The data collected by Cecurity as well as the data you store while using our hosted products and services together with their metadata are hosted by us on national territory. No data will be transferred outside the European Union.
10. RESPONSIBILITY OF THE USER
You are fully responsible for all data and content you store in connection with the products and services. As such you agree not to: violate laws or regulations, infringe the rights of third parties (for example copyright or privacy laws) or encourage others to do so; store illegal content (example: incitement to murder, incitement to racial hatred, child pornography, etc.); store computer viruses or any other malicious program or code; affect the proper functioning of the products and services or servers or networks connected to them; we draw your attention to the fact that the products and services issued by Cecurity have not been approved for the hosting of health data. For this reason we ask you not to store health data in Cecurity Products and services.
11. USE OF ENCRYPTED PRODUCTS AND SERVICES
Certain products and services of Cecurity.com allow individual encryption and decryption of digital documents as well as the management of associated encryption-decryption keys. The encrypted products and services of Cecurity incorporate key sequestration security and a mechanism for recovering lost keys. The cryptographic algorithms used by the encrypted products and services of Cecurity are as follows: AES CBC 256, RSA 2048, PBKDF2 256, SHA 256 The encrypted products and services of Cecurity are currently based on the use of the CecurCrypt software from Cecurity.com, registered with the ANSSI (French National Digital Security Agency) under number 15070507. Cecurity reserves the right to change the cryptographic algorithms and/or the software on which the encrypted products and services are based without this having any contractual impact and subject to giving you due notice.

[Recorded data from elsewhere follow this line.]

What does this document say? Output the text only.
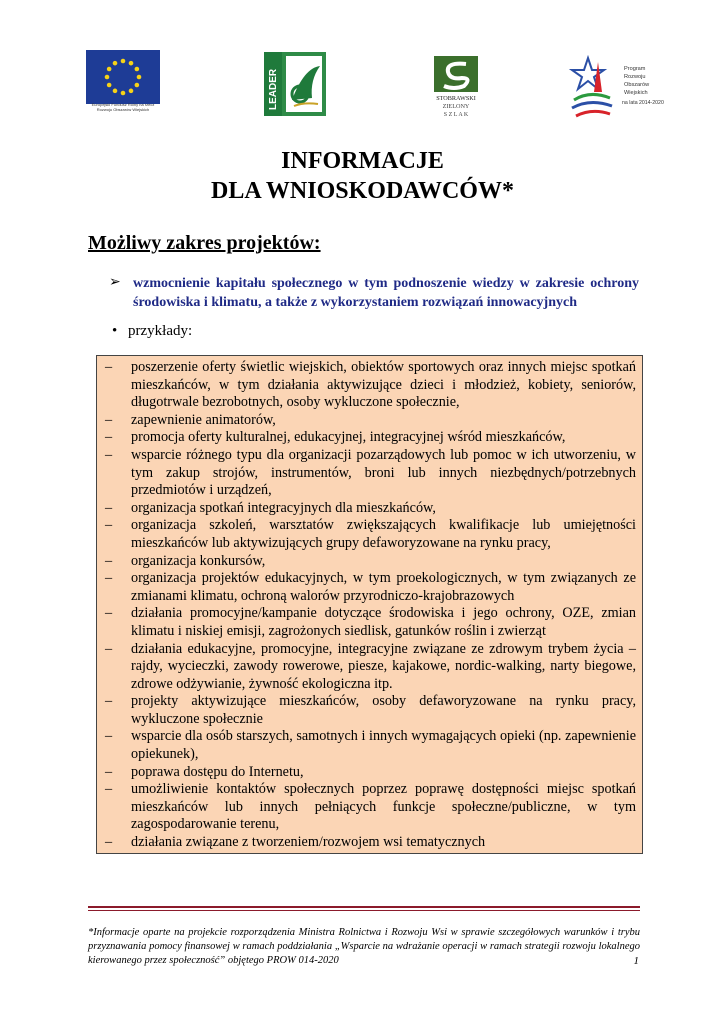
Europejski Fundusz Rolny na rzecz Rozwoju Obszarów Wiejskich	LEADER	STOBRAWSKI
ZIELONY
S Z L A K
Program
Rozwoju
Obszarów
Wiejskich
na lata 2014-2020
INFORMACJE
DLA WNIOSKODAWCÓW*
Możliwy zakres projektów:
➢ wzmocnienie kapitału społecznego w tym podnoszenie wiedzy w zakresie ochrony środowiska i klimatu, a także z wykorzystaniem rozwiązań innowacyjnych
• przykłady:
– poszerzenie oferty świetlic wiejskich, obiektów sportowych oraz innych miejsc spotkań mieszkańców, w tym działania aktywizujące dzieci i młodzież, kobiety, seniorów, długotrwale bezrobotnych, osoby wykluczone społecznie,
– zapewnienie animatorów,
– promocja oferty kulturalnej, edukacyjnej, integracyjnej wśród mieszkańców,
– wsparcie różnego typu dla organizacji pozarządowych lub pomoc w ich utworzeniu, w tym zakup strojów, instrumentów, broni lub innych niezbędnych/potrzebnych przedmiotów i urządzeń,
– organizacja spotkań integracyjnych dla mieszkańców,
– organizacja szkoleń, warsztatów zwiększających kwalifikacje lub umiejętności mieszkańców lub aktywizujących grupy defaworyzowane na rynku pracy,
– organizacja konkursów,
– organizacja projektów edukacyjnych, w tym proekologicznych, w tym związanych ze zmianami klimatu, ochroną walorów przyrodniczo-krajobrazowych
– działania promocyjne/kampanie dotyczące środowiska i jego ochrony, OZE, zmian klimatu i niskiej emisji, zagrożonych siedlisk, gatunków roślin i zwierząt
– działania edukacyjne, promocyjne, integracyjne związane ze zdrowym trybem życia – rajdy, wycieczki, zawody rowerowe, piesze, kajakowe, nordic-walking, narty biegowe, zdrowe odżywianie, żywność ekologiczna itp.
– projekty aktywizujące mieszkańców, osoby defaworyzowane na rynku pracy, wykluczone społecznie
– wsparcie dla osób starszych, samotnych i innych wymagających opieki (np. zapewnienie opiekunek),
– poprawa dostępu do Internetu,
– umożliwienie kontaktów społecznych poprzez poprawę dostępności miejsc spotkań mieszkańców lub innych pełniących funkcje społeczne/publiczne, w tym zagospodarowanie terenu,
– działania związane z tworzeniem/rozwojem wsi tematycznych
*Informacje oparte na projekcie rozporządzenia Ministra Rolnictwa i Rozwoju Wsi w sprawie szczegółowych warunków i trybu przyznawania pomocy finansowej w ramach poddziałania „Wsparcie na wdrażanie operacji w ramach strategii rozwoju lokalnego kierowanego przez społeczność” objętego PROW 014-2020	1
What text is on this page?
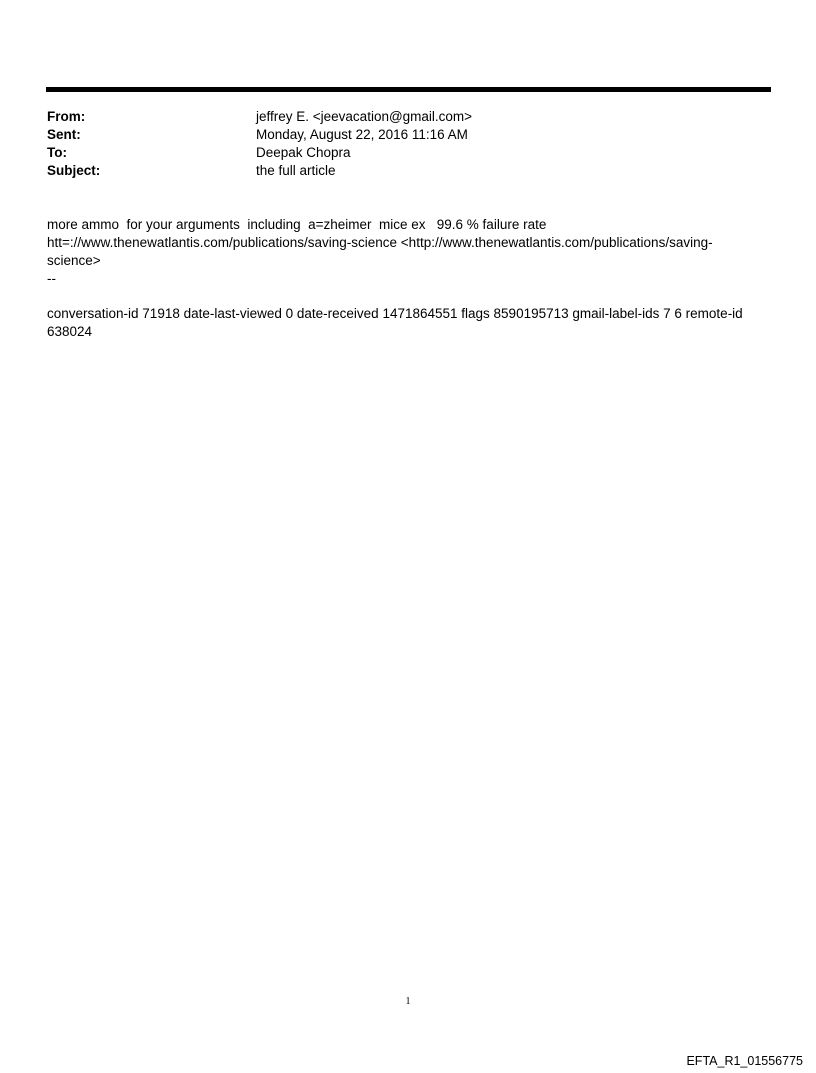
From:	jeffrey E. <jeevacation@gmail.com>
Sent:	Monday, August 22, 2016 11:16 AM
To:	Deepak Chopra
Subject:	the full article

more ammo  for your arguments  including  a=zheimer  mice ex   99.6 % failure rate

htt=://www.thenewatlantis.com/publications/saving-science <http://www.thenewatlantis.com/publications/saving-

science>

--

conversation-id 71918 date-last-viewed 0 date-received 1471864551 flags 8590195713 gmail-label-ids 7 6 remote-id

638024

1
EFTA_R1_01556775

This personal data policy may be amended by Cecurity at any time to accurately reflect the actions undertaken by Cecurity to protect data or incorporate any relevant legislative or regulatory developments. We therefore invite you to consult our media regularly. We will publish notices of any changes to this personal data policy on our website. The changes will not apply retroactively and will come into force at least fourteen (14) days after their publication. However, changes made for legal reasons may apply immediately if necessary. If you do not accept the changes made to the terms and conditions of sale and/or to one of the policies to which these relate, you may cancel the service.